Hong Kong's IT legislator has written an open letter to Apple CEO Tim Cook, and is urging him to unban the controversial HKMap Live, citing freedom of expression and citizens' safety as chief concerns.
HKMap Live has been the subject of a lot of controversy over the past week. The police-monitoring app was removed for a short while before being reinstated— only to be removed once again.
The app provided crowdsourced information about the known location of police, to allow users to avoid areas where protester and police conflicts could potentially take place. Others have claimed that it allows criminals to avoid the police, and some sources have said it has been used to target individual officers for violence.
Hong Kong's IT legislator, Charles Mok, has now penned an open letter to Tim Cook expressing his dismay at Apple's choice to remove HKMap Live from the App Store. Like many others, Mok believes in the developers' intentions, and that the app was helping to prevent users from being caught in conflicts.
"There are numerous cases of innocent passersby in the neighborhood injured by the Hong Kong Police Force's excessive force in crowd dispersal operations," the letter reads. "Users are merely sharing location information with the app to arrange their own transportation route and protect themselves from indiscriminate use of tear gas and confrontations."
Today I wrote to Tim Cook, CEO of Apple, to tell him his company's decision to remove HKmap live app from Appstore will cause problems for normal Hong Kong's citizens trying to avoid police presence while they are under constant fear ofpolice brutality. Values over profits, pls! pic.twitter.com/guaBfV8Pnf
— Charles Mok (@charlesmok) October 10, 2019
He ends the letter by telling Tim Cook that he hopes Apple will choose to support its users rather than the Chinese government.
"As a long-time user of Apple products and services, I highly appreciate that Apple has been championing freedom of expression as one of the corporation's tenets. I sincerely hope Apple will choose to support its users and stop banning HKmap.live simply out of political reason or succumbing to China's influence like other American companies appear to be doing."
Earlier this week, Tim Cook had sent out a company-wide memo saying that he defends the decision to finally remove HKMap Live from the App Store once and for all.
HKMap Live is not the only app to be removed from the Chinese App Store in recent times, either. Quartz, a news app that featured extensive coverage of the Hong Kong protests, had been removed from the Chinese App Store earlier this week.
65 Comments
Timmy always put profit over values. Had he not, many things at Apple would have looked different.

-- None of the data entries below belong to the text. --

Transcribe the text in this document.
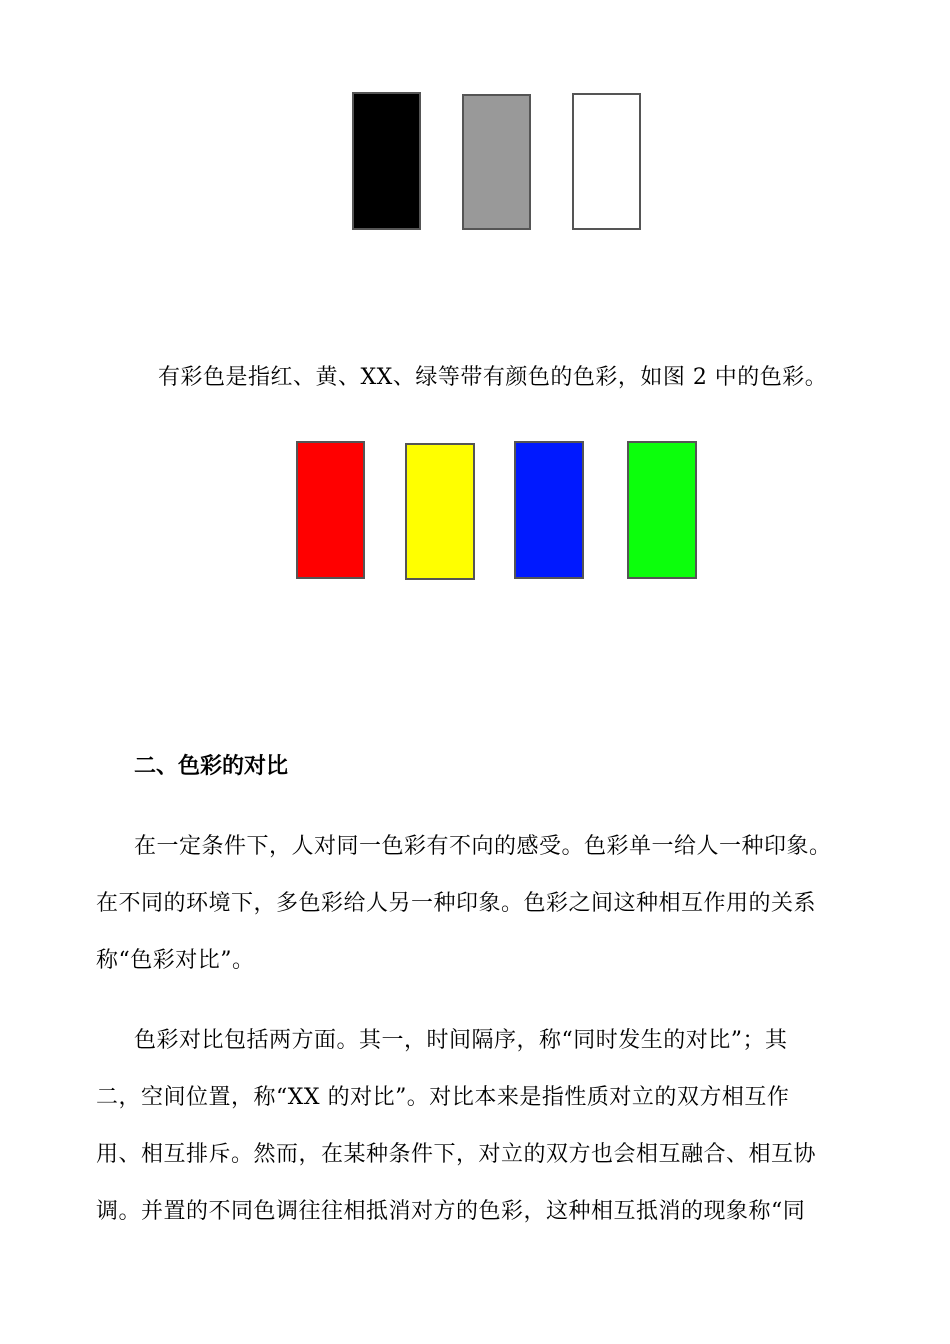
有彩色是指红、黄、XX、绿等带有颜色的色彩，如图 2 中的色彩。
二、色彩的对比
在一定条件下，人对同一色彩有不向的感受。色彩单一给人一种印象。
在不同的环境下，多色彩给人另一种印象。色彩之间这种相互作用的关系
称“色彩对比”。
色彩对比包括两方面。其一，时间隔序，称“同时发生的对比”；其
二，空间位置，称“XX 的对比”。对比本来是指性质对立的双方相互作
用、相互排斥。然而，在某种条件下，对立的双方也会相互融合、相互协
调。并置的不同色调往往相抵消对方的色彩，这种相互抵消的现象称“同
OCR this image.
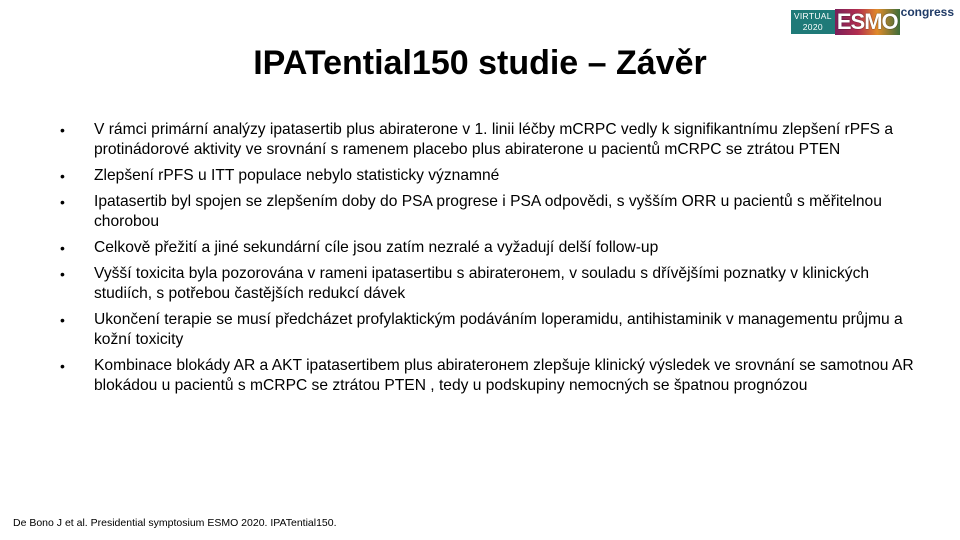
VIRTUAL
2020 ESMO congress
IPATential150 studie – Závěr
•	V rámci primární analýzy ipatasertib plus abiraterone v 1. linii léčby mCRPC vedly k signifikantnímu zlepšení rPFS a protinádorové aktivity ve srovnání s ramenem placebo plus abiraterone u pacientů mCRPC se ztrátou PTEN
•	Zlepšení rPFS u ITT populace nebylo statisticky významné
•	Ipatasertib byl spojen se zlepšením doby do PSA progrese i PSA odpovědi, s vyšším ORR u pacientů s měřitelnou chorobou
•	Celkově přežití a jiné sekundární cíle jsou zatím nezralé a vyžadují delší follow-up
•	Vyšší toxicita byla pozorována v rameni ipatasertibu s abiraterонem, v souladu s dřívějšími poznatky v klinických studiích, s potřebou častějších redukcí dávek
•	Ukončení terapie se musí předcházet profylaktickým podáváním loperamidu, antihistaminik v managementu průjmu a kožní toxicity
•	Kombinace blokády AR a AKT ipatasertibem plus abiraterонem zlepšuje klinický výsledek ve srovnání se samotnou AR blokádou u pacientů s mCRPC se ztrátou PTEN , tedy u podskupiny nemocných se špatnou prognózou
De Bono J et al. Presidential symptosium ESMO 2020. IPATential150.
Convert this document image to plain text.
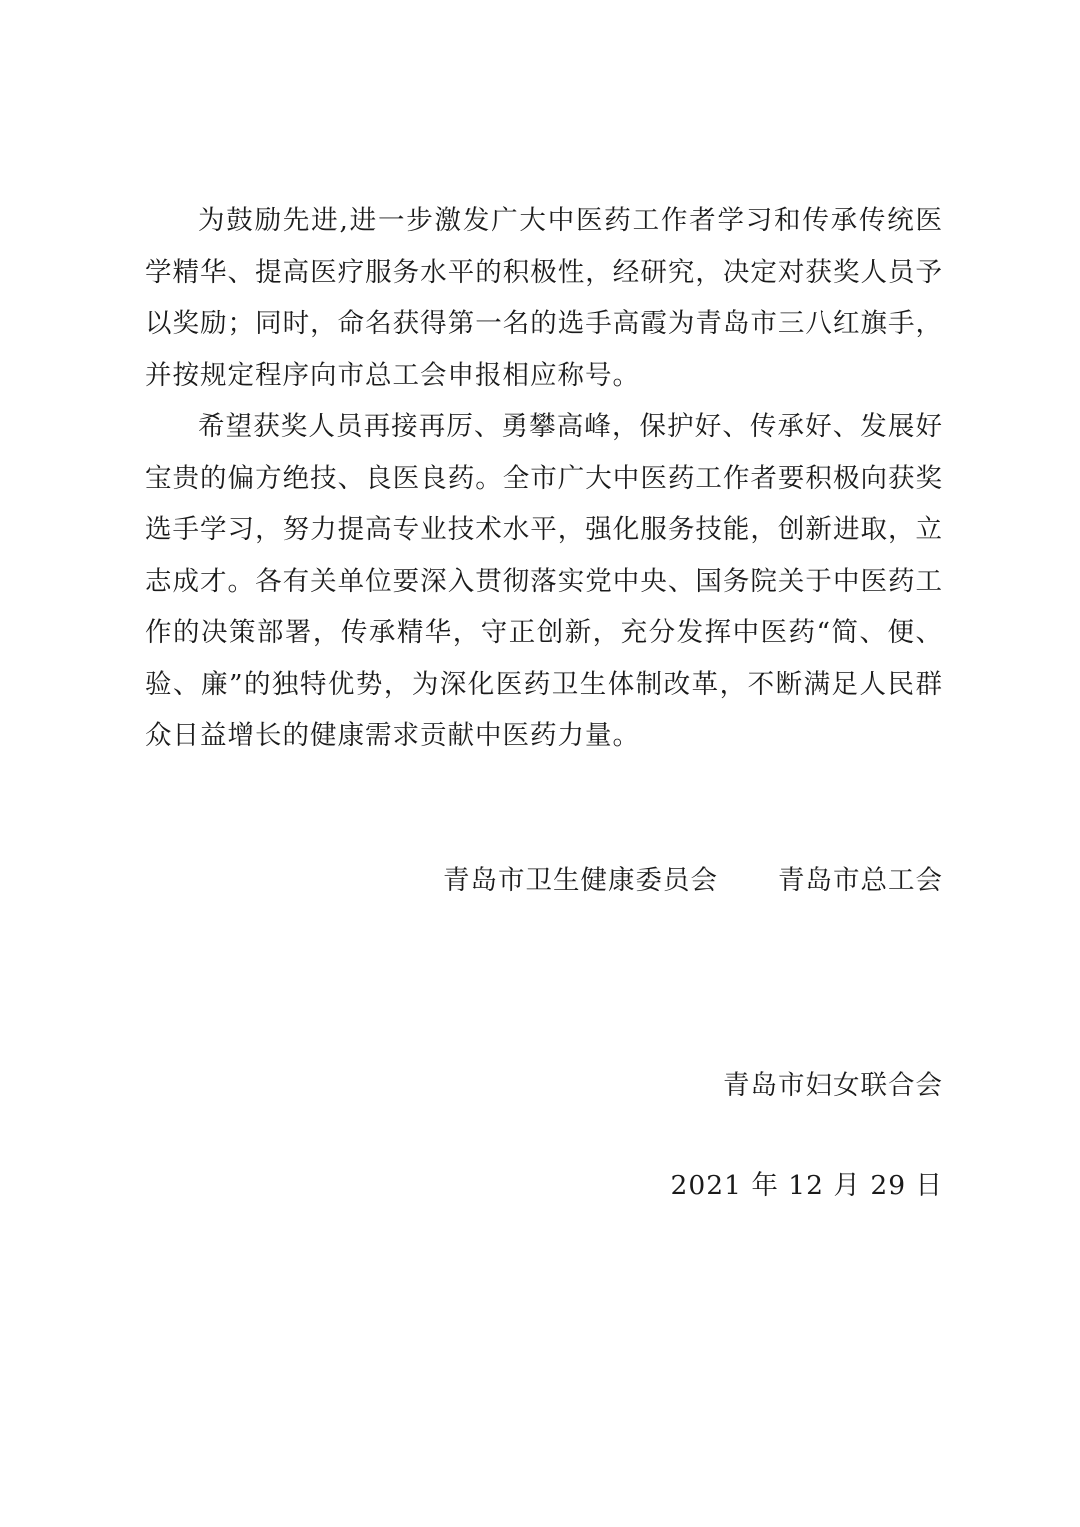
为鼓励先进,进一步激发广大中医药工作者学习和传承传统医学精华、提高医疗服务水平的积极性，经研究，决定对获奖人员予以奖励；同时，命名获得第一名的选手高霞为青岛市三八红旗手，并按规定程序向市总工会申报相应称号。

希望获奖人员再接再厉、勇攀高峰，保护好、传承好、发展好宝贵的偏方绝技、良医良药。全市广大中医药工作者要积极向获奖选手学习，努力提高专业技术水平，强化服务技能，创新进取，立志成才。各有关单位要深入贯彻落实党中央、国务院关于中医药工作的决策部署，传承精华，守正创新，充分发挥中医药“简、便、验、廉”的独特优势，为深化医药卫生体制改革，不断满足人民群众日益增长的健康需求贡献中医药力量。

青岛市卫生健康委员会 青岛市总工会
青岛市妇女联合会
2021 年 12 月 29 日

Supporting violence for personal political gain, not much better or worse than Trump! Tim is just being responsible and not meddling in foreign domestic politics, per US Congress and public opinion.
It's been said many times before, Apple can't influence policy or improve the conditions for the people of China/UAE/etc by being banned.
Without iMessage/FaceTime/etc, the people of these regions have minimal options to communicate freely without interference from their government.
It comes up a few times a year where Apple has to remove content due to conflicts with the local laws and they don't do this lightly.
I think people forget that individuals and businesses in China/UAE/etc do not share the same legal foundations to effectively challenge government requests. This is a strength of the legal systems in the USA and other western nations and a feature of true democracies.
It can be argued that any participation in these oppressive regions is immoral, and that the problem was created when entering the market, not with this particular conflict.
As a side note: I see a lot of verbal posturing from people who can actually make a difference (e.g. US politicians) - yet everyone seems fixated on this company falling on its sword, damaging its business (it is a business remember) and doing the heavy lifting for all the people out there who need to understand what it means when they flip over a product and see the words "Made in China".
For Apple, based in the world unique land of self governing people, deception will have its own rewards such as self delusion.